FIRE in the Field: Simulating the Threshold of Galaxy Formation

TL;DR

This study uses high-resolution cosmological simulations to explore how galaxy formation in dwarf halos is influenced by assembly history, feedback, and reionization, revealing a stellar mass threshold affecting central densities.

Contribution

It demonstrates the impact of reionization and halo assembly on star formation and central density modifications in dwarf galaxies within the FIRE simulation framework.

Findings

Galaxies with stellar mass > 2×10^6 M_sun show reduced central densities.

Late-forming halos tend to form fewer stars due to prolonged UV suppression.
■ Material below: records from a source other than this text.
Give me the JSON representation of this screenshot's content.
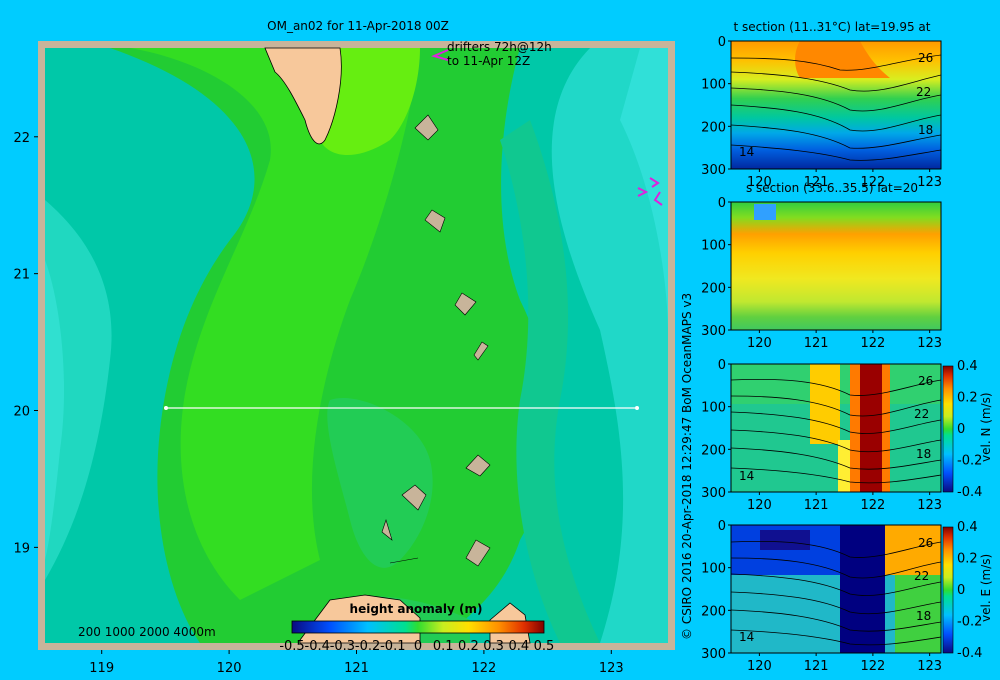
{
  "title": "OM_an02 for 11-Apr-2018 00Z",
  "drifters": {
    "line1": "drifters 72h@12h",
    "line2": "to 11-Apr 12Z"
  },
  "credit": "© CSIRO 2016   20-Apr-2018 12:29:47 BoM OceanMAPS v3",
  "depth_legend": "200  1000  2000  4000m",
  "colors": {
    "background": "#00ccff",
    "land": "#f7c89b",
    "shelf": "#c8b49a",
    "section_line": "#ffffff",
    "drifter": "#dd22dd"
  },
  "chart_data": [
    {
      "type": "heatmap",
      "name": "map",
      "title": "OM_an02 for 11-Apr-2018 00Z",
      "xlim": [
        118.5,
        123.5
      ],
      "ylim": [
        18.25,
        22.7
      ],
      "xticks": [
        "119",
        "120",
        "121",
        "122",
        "123"
      ],
      "yticks": [
        "19",
        "20",
        "21",
        "22"
      ],
      "section_line": {
        "lat": 20,
        "lon_start": 119.5,
        "lon_end": 123.2
      },
      "colorbar": {
        "label": "height anomaly (m)",
        "range": [
          -0.5,
          0.5
        ],
        "ticks": [
          "-0.5",
          "-0.4",
          "-0.3",
          "-0.2",
          "-0.1",
          "0",
          "0.1",
          "0.2",
          "0.3",
          "0.4",
          "0.5"
        ]
      }
    },
    {
      "type": "heatmap",
      "name": "t-section",
      "title": "t section (11..31°C) lat=19.95 at",
      "xlim": [
        119.5,
        123.2
      ],
      "ylim": [
        0,
        300
      ],
      "xticks": [
        "120",
        "121",
        "122",
        "123"
      ],
      "yticks": [
        "0",
        "100",
        "200",
        "300"
      ],
      "contour_labels": [
        "26",
        "22",
        "18",
        "14"
      ]
    },
    {
      "type": "heatmap",
      "name": "s-section",
      "title": "s section (33.6..35.5) lat=20",
      "xlim": [
        119.5,
        123.2
      ],
      "ylim": [
        0,
        300
      ],
      "xticks": [
        "120",
        "121",
        "122",
        "123"
      ],
      "yticks": [
        "0",
        "100",
        "200",
        "300"
      ]
    },
    {
      "type": "heatmap",
      "name": "vel-n-section",
      "xlim": [
        119.5,
        123.2
      ],
      "ylim": [
        0,
        300
      ],
      "xticks": [
        "120",
        "121",
        "122",
        "123"
      ],
      "yticks": [
        "0",
        "100",
        "200",
        "300"
      ],
      "contour_labels": [
        "26",
        "22",
        "18",
        "14"
      ],
      "colorbar": {
        "label": "vel. N (m/s)",
        "range": [
          -0.4,
          0.4
        ],
        "ticks": [
          "0.4",
          "0.2",
          "0",
          "-0.2",
          "-0.4"
        ]
      }
    },
    {
      "type": "heatmap",
      "name": "vel-e-section",
      "xlim": [
        119.5,
        123.2
      ],
      "ylim": [
        0,
        300
      ],
      "xticks": [
        "120",
        "121",
        "122",
        "123"
      ],
      "yticks": [
        "0",
        "100",
        "200",
        "300"
      ],
      "contour_labels": [
        "26",
        "22",
        "18",
        "14"
      ],
      "colorbar": {
        "label": "vel. E (m/s)",
        "range": [
          -0.4,
          0.4
        ],
        "ticks": [
          "0.4",
          "0.2",
          "0",
          "-0.2",
          "-0.4"
        ]
      }
    }
  ]
}
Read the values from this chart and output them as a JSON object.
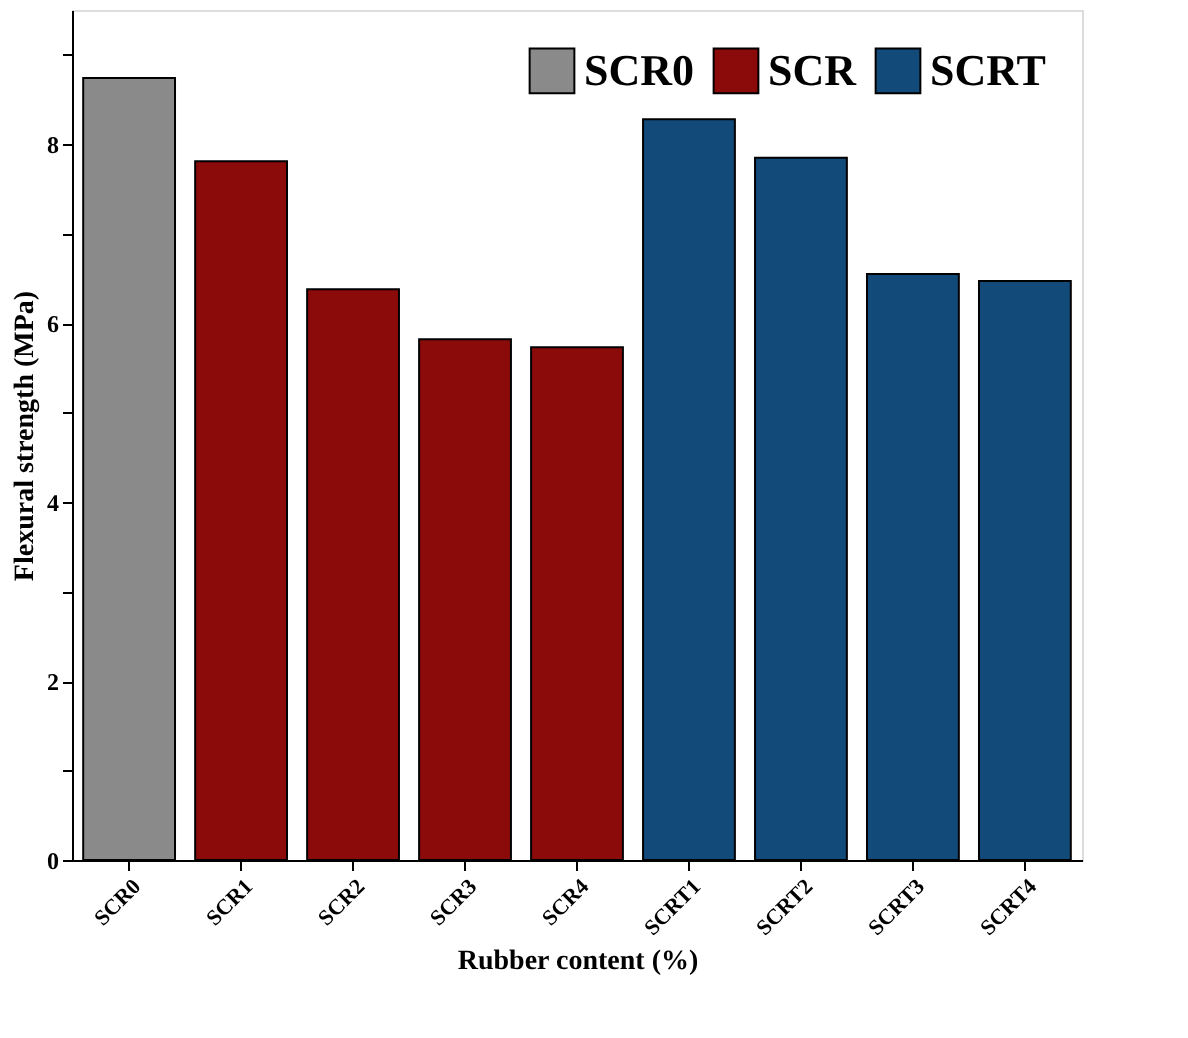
{
  "chart_data": {
    "type": "bar",
    "xlabel": "Rubber content (%)",
    "ylabel": "Flexural strength (MPa)",
    "categories": [
      "SCR0",
      "SCR1",
      "SCR2",
      "SCR3",
      "SCR4",
      "SCRT1",
      "SCRT2",
      "SCRT3",
      "SCRT4"
    ],
    "series": [
      {
        "name": "SCR0",
        "color": "#8a8a8a",
        "values": [
          8.74,
          null,
          null,
          null,
          null,
          null,
          null,
          null,
          null
        ]
      },
      {
        "name": "SCR",
        "color": "#8b0a0a",
        "values": [
          null,
          7.81,
          6.38,
          5.82,
          5.73,
          null,
          null,
          null,
          null
        ]
      },
      {
        "name": "SCRT",
        "color": "#124a7a",
        "values": [
          null,
          null,
          null,
          null,
          null,
          8.28,
          7.85,
          6.55,
          6.47
        ]
      }
    ],
    "ylim": [
      0,
      9.5
    ],
    "yticks": [
      0,
      {
        "value": 1,
        "label": null
      },
      2,
      {
        "value": 3,
        "label": null
      },
      4,
      {
        "value": 5,
        "label": null
      },
      6,
      {
        "value": 7,
        "label": null
      },
      8,
      {
        "value": 9,
        "label": null
      }
    ],
    "grid": false,
    "legend": "top right"
  }
}
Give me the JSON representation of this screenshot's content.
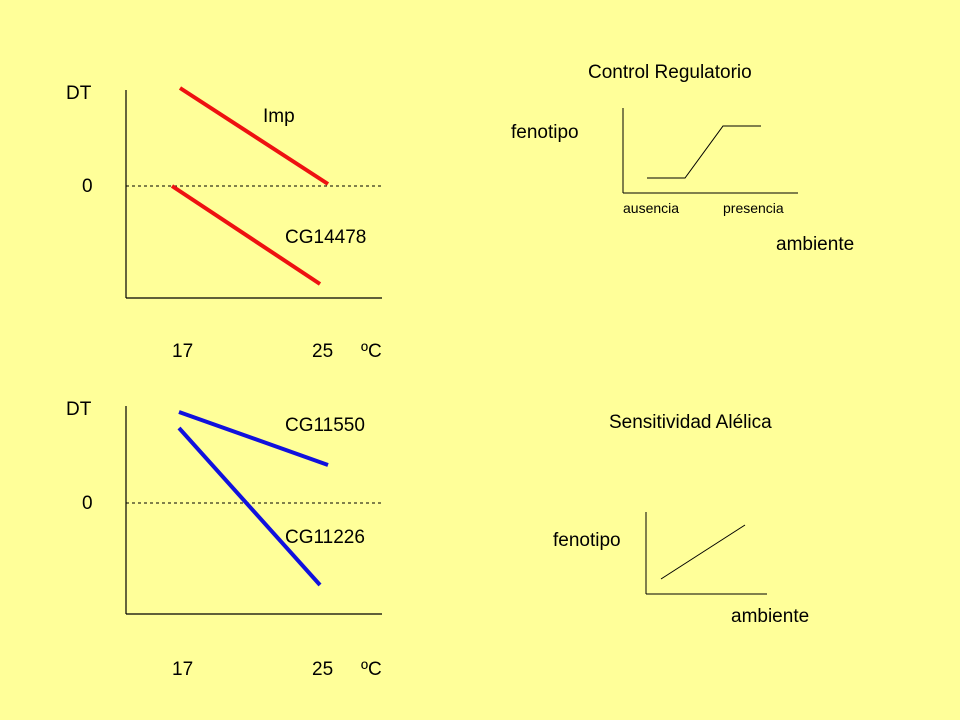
{
  "top_left": {
    "y_label": "DT",
    "zero_label": "0",
    "x_tick_1": "17",
    "x_tick_2": "25",
    "unit": "ºC",
    "line_1_label": "Imp",
    "line_2_label": "CG14478",
    "line_color": "#ee1111"
  },
  "bottom_left": {
    "y_label": "DT",
    "zero_label": "0",
    "x_tick_1": "17",
    "x_tick_2": "25",
    "unit": "ºC",
    "line_1_label": "CG11550",
    "line_2_label": "CG11226",
    "line_color": "#1111dd"
  },
  "top_right": {
    "title": "Control Regulatorio",
    "y_label": "fenotipo",
    "x_label": "ambiente",
    "x_cat_1": "ausencia",
    "x_cat_2": "presencia"
  },
  "bottom_right": {
    "title": "Sensitividad Alélica",
    "y_label": "fenotipo",
    "x_label": "ambiente"
  }
}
A stellar mass threshold of ~2×10^6 M_sun predicts density modifications consistent with feedback models.

Abstract

We present a suite of 15 cosmological zoom-in simulations of isolated dark matter halos, all with masses of $M_{\rm halo} \approx 10^{10}\,{\rm M}_\odot$ at $z=0$, in order to understand the relationship between halo assembly, galaxy formation, and feedback's effects on the central density structure in dwarf galaxies. These simulations are part of the Feedback in Realistic Environments (FIRE) project and are performed at extremely high resolution. The resultant galaxies have stellar masses that are consistent with rough abundance matching estimates, coinciding with the faintest galaxies that can be seen beyond the virial radius of the Milky Way ($M_\star/{\rm M}_\odot\approx 10^5-10^7$). This non-negligible spread in stellar mass at $z=0$ in halos within a narrow range of virial masses is strongly correlated with central halo density or maximum circular velocity $V_{\rm max}$. Much of this dependence of $M_\star$ on a second parameter (beyond $M_{\rm halo}$) is a direct consequence of the $M_{\rm halo}\sim10^{10}\,{\rm M}_\odot$ mass scale coinciding with the threshold for strong reionization suppression: the densest, earliest-forming halos remain above the UV-suppression scale throughout their histories while late-forming systems fall below the UV-suppression scale over longer periods and form fewer stars as a result. In fact, the latest-forming, lowest-concentration halo in our suite fails to form any stars. Halos that form galaxies with $M_\star\gtrsim2\times10^{6}\,{\rm M}_\odot$ have reduced central densities relative to dark-matter-only simulations, and the radial extent of the density modifications is well-approximated by the galaxy half-mass radius $r_{1/2}$. This apparent stellar mass threshold of $M_\star \approx 2\times 10^{6} \approx 2\times 10^{-4} \,M_{\rm halo}$ is broadly consistent with previous work and provides a testable prediction of FIRE feedback models in LCDM.